Yaw Blasts Panel Vote to Raise Consumer Electric Rates, Send Jobs Out of PA

Senator Yaw speaks before the EQB

(HARRISBURG) – State Sen. Gene Yaw (R-23), chairman of the Senate Environmental Resources and Energy Committee, issued the following statement criticizing the Environmental Quality Board’s (EQB) vote to approve Governor Wolf’s plan for Pennsylvania to join the Regional Greenhouse Gas Initiative (RGGI), a consortium of states that impose a carbon tax on electricity production and require fossil fuel generators to purchase allowances.

“RGGI is a superficial stab at addressing climate change. The proposal would work fine if we are going to put a bubble over Pennsylvania, but we are not. Pennsylvania has lowered its emissions to a greater extent than what the RGGI states have actually done – and we have done it on our own. According the PJM, difference in the savings with RGGI verses without RGGI is .0089%. We are driving employers out of Pennsylvania for minimal benefits to the environment. Additionally, we will see electric rate increases of 12% to 18%.”

“Under RGGI, we are transferring part of our economy and part of our environmental protections to nine or 10 other states. I am not in favor of transferring anything. We can do things better on our own. I have more faith in Pennsylvanians doing things the right way and protecting the environment than what other states say we should do.

“Energy will not be cheap and will not come from Pennsylvania. In fact, estimates show that 86% of the energy will not be coming from RGGI states. What’s the benefit to Pennsylvania? The benefit to Pennsylvania is nothing. All we have done is create jobs in West Virginia and Ohio. The bottom line is that this is going to cost thousands of Pennsylvania jobs. Whether boilermakers, construction trades or people who work in power plants, these jobs are not going to be replaced with jobs building windmills or solar panels.

“We need a diverse energy portfolio. We need to look at the big picture. RGGI does not look at the big picture but rather targets a small part of energy production by targeting coal-fired plants. We need to have a bigger plan that considers all aspects of energy production including manufacturing, storage and recycling and disposal.”


Pennsylvania would be the only state in the compact with a substantial amount of coal or natural gas resources and, as a result, electric generation plants fueled by those resources. Pennsylvania also would be the only state to join RGGI without legislative approval.

The EQB is a 20-member independent board that considers the Department of Environmental Protection’s regulations. It is chaired by the DEP Secretary. The board voted 15-4 to send the proposed regulations to the state’s Independent Regulatory Review Commission (IRCC) for consideration. In February, IRRC called for a one-year moratorium on Governor Wolf’s RGGI implementation and questioned the Governor’s unilateral decision to join the compact without the sign-off from the legislature.

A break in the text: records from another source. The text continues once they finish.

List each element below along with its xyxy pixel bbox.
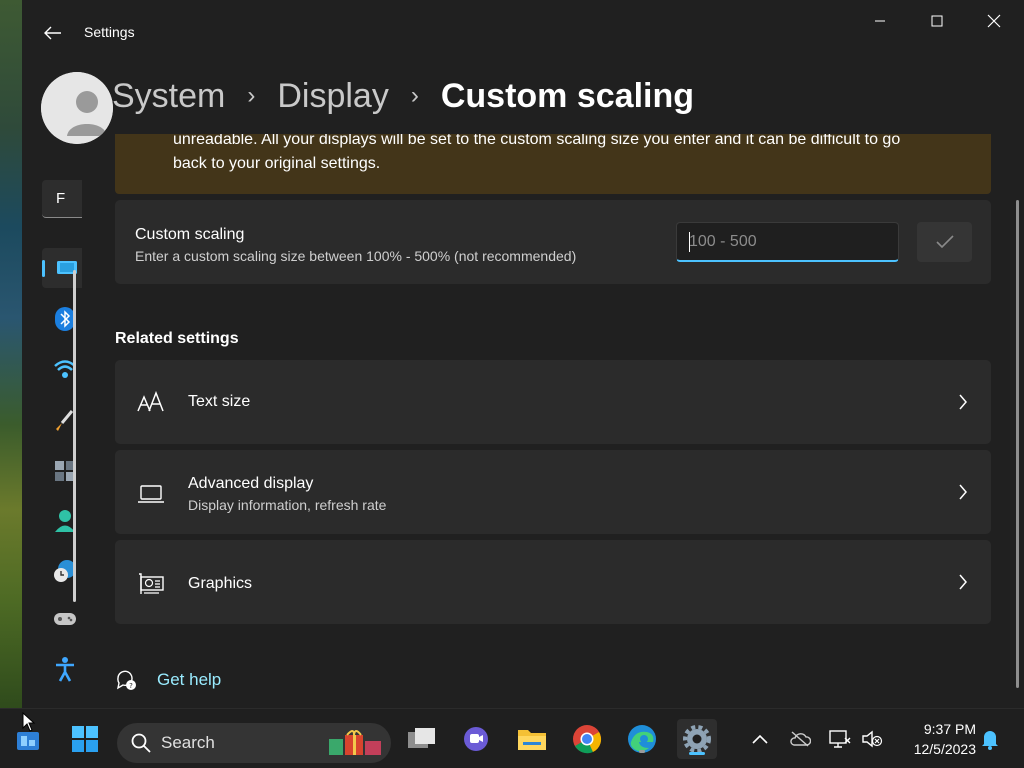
- taskbar-search[interactable]: Search: [117, 723, 391, 763]
- nav-scrollbar[interactable]: [73, 270, 76, 602]
- breadcrumb-system[interactable]: System: [112, 77, 225, 116]
- minimize-icon: [875, 20, 885, 22]
- related-item-subtitle: Display information, refresh rate: [188, 497, 387, 513]
- get-help-link[interactable]: ? Get help: [115, 666, 221, 694]
- maximize-button[interactable]: [914, 8, 960, 34]
- avatar[interactable]: [41, 72, 113, 144]
- volume-tray-button[interactable]: [860, 727, 884, 751]
- taskbar-clock[interactable]: 9:37 PM 12/5/2023: [896, 719, 976, 759]
- nav-item-display[interactable]: [54, 256, 80, 282]
- title-bar: Settings: [22, 0, 1024, 42]
- back-button[interactable]: [38, 18, 68, 48]
- chrome-icon: [573, 725, 602, 754]
- settings-window: Settings F System › Display › Custom sca…: [22, 0, 1024, 708]
- nav-item-accessibility[interactable]: [52, 656, 78, 682]
- related-item-advanced-display[interactable]: Advanced display Display information, re…: [115, 450, 991, 534]
- onedrive-tray-button[interactable]: [788, 727, 812, 751]
- minimize-button[interactable]: [857, 8, 903, 34]
- custom-scaling-description: Enter a custom scaling size between 100%…: [135, 248, 577, 264]
- get-help-label: Get help: [157, 670, 222, 689]
- gaming-icon: [54, 613, 76, 625]
- related-item-title: Text size: [188, 393, 251, 410]
- related-item-title: Graphics: [188, 575, 253, 592]
- page-title: Custom scaling: [440, 76, 695, 115]
- mouse-pointer: [22, 711, 36, 737]
- desktop-wallpaper: [0, 0, 22, 708]
- related-item-text-size[interactable]: Text size: [115, 360, 991, 444]
- running-indicator: [639, 750, 645, 753]
- user-icon: [41, 72, 113, 144]
- warning-text-line2: back to your original settings.: [173, 155, 381, 172]
- warning-text-line1: unreadable. All your displays will be se…: [173, 134, 901, 148]
- nav-selected-indicator: [42, 260, 45, 277]
- taskbar: Search 9:37 PM 12/5/2023: [0, 708, 1024, 768]
- find-setting-letter: F: [56, 190, 66, 207]
- breadcrumb-display[interactable]: Display: [277, 77, 388, 116]
- custom-scaling-card: Custom scaling Enter a custom scaling si…: [115, 200, 991, 284]
- help-chat-icon: ?: [117, 670, 136, 690]
- chevron-right-icon: [955, 574, 971, 590]
- graphics-card-icon: [137, 570, 165, 598]
- file-explorer-icon: [518, 730, 546, 750]
- custom-scaling-title: Custom scaling: [135, 226, 245, 243]
- main-content: unreadable. All your displays will be se…: [115, 134, 991, 708]
- search-icon: [131, 733, 151, 753]
- laptop-icon: [137, 480, 165, 508]
- clock-time: 9:37 PM: [923, 721, 976, 737]
- app-title: Settings: [84, 24, 135, 40]
- taskbar-file-explorer[interactable]: [514, 721, 550, 757]
- text-size-icon: [137, 388, 165, 416]
- apply-scaling-button[interactable]: [917, 222, 972, 262]
- breadcrumb: System › Display › Custom scaling: [112, 74, 694, 118]
- taskbar-start[interactable]: [67, 721, 103, 757]
- custom-scaling-input[interactable]: [676, 222, 899, 262]
- related-item-graphics[interactable]: Graphics: [115, 540, 991, 624]
- show-hidden-icons-button[interactable]: [748, 727, 772, 751]
- task-view-icon: [408, 728, 435, 748]
- checkmark-icon: [935, 235, 954, 249]
- chevron-right-icon: [955, 394, 971, 410]
- accessibility-icon: [56, 657, 74, 682]
- search-label: Search: [161, 733, 215, 752]
- notifications-button[interactable]: [978, 727, 1002, 751]
- taskbar-chrome[interactable]: [569, 721, 605, 757]
- related-item-title: Advanced display: [188, 475, 314, 492]
- network-tray-button[interactable]: [828, 727, 852, 751]
- pointer-arrow-icon: [22, 711, 36, 732]
- search-highlight-gift-icon: [329, 730, 381, 755]
- clock-date: 12/5/2023: [913, 741, 976, 757]
- active-indicator: [689, 752, 705, 755]
- bell-icon: [982, 731, 998, 750]
- network-disconnected-icon: [829, 730, 851, 748]
- chevron-up-icon: [752, 734, 768, 744]
- maximize-icon: [931, 15, 943, 27]
- nav-item-gaming[interactable]: [52, 606, 78, 632]
- close-button[interactable]: [971, 8, 1017, 34]
- warning-banner: unreadable. All your displays will be se…: [115, 134, 991, 194]
- text-caret: [689, 232, 690, 252]
- back-arrow-icon: [44, 26, 61, 40]
- breadcrumb-chevron-icon: ›: [410, 82, 419, 109]
- find-setting-input[interactable]: F: [42, 180, 82, 218]
- breadcrumb-chevron-icon: ›: [247, 82, 256, 109]
- svg-text:?: ?: [129, 682, 133, 690]
- content-scrollbar[interactable]: [1016, 200, 1019, 688]
- chevron-right-icon: [955, 484, 971, 500]
- volume-muted-icon: [862, 730, 883, 748]
- taskbar-edge[interactable]: [624, 721, 660, 757]
- taskbar-settings[interactable]: [677, 719, 717, 759]
- related-settings-heading: Related settings: [115, 330, 239, 347]
- onedrive-offline-icon: [790, 731, 811, 747]
- settings-icon: [683, 725, 711, 753]
- start-icon: [72, 726, 98, 752]
- teams-chat-icon: [464, 727, 488, 751]
- taskbar-task-view[interactable]: [404, 721, 440, 757]
- taskbar-chat[interactable]: [458, 721, 494, 757]
- close-icon: [987, 14, 1001, 28]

On October 3, 2019, Governor Wolf directed DEP to join RGGI in October 2019. Since then, three panels (the Air Quality Technical Advisory Committee, the Citizens Advisory Council, and the Small Business Compliance Advisory Committee) all have declined to support the rulemaking. Despite these concerns and those raised by Pennsylvania employers and the General Assembly, the Wolf Administration continues to press forward with the plan.

RGGI is a collaboration of Northeast and Mid-Atlantic states.  The states, Connecticut, Delaware, Maine, Maryland, Massachusetts, New Hampshire, New York, Rhode Island, Vermont, and, more recently, New Jersey and Virginia, set a cap on total carbon dioxide (CO2) emissions from electric power generators in their states.  In order to comply, power plants must purchase a credit or “allowance” for each ton of CO2 they emit, which changes every calendar quarter through auctions conducted by RGGI, Inc. In effect, those named states would dictate significant requirements affecting Pennsylvania’s economy and environment.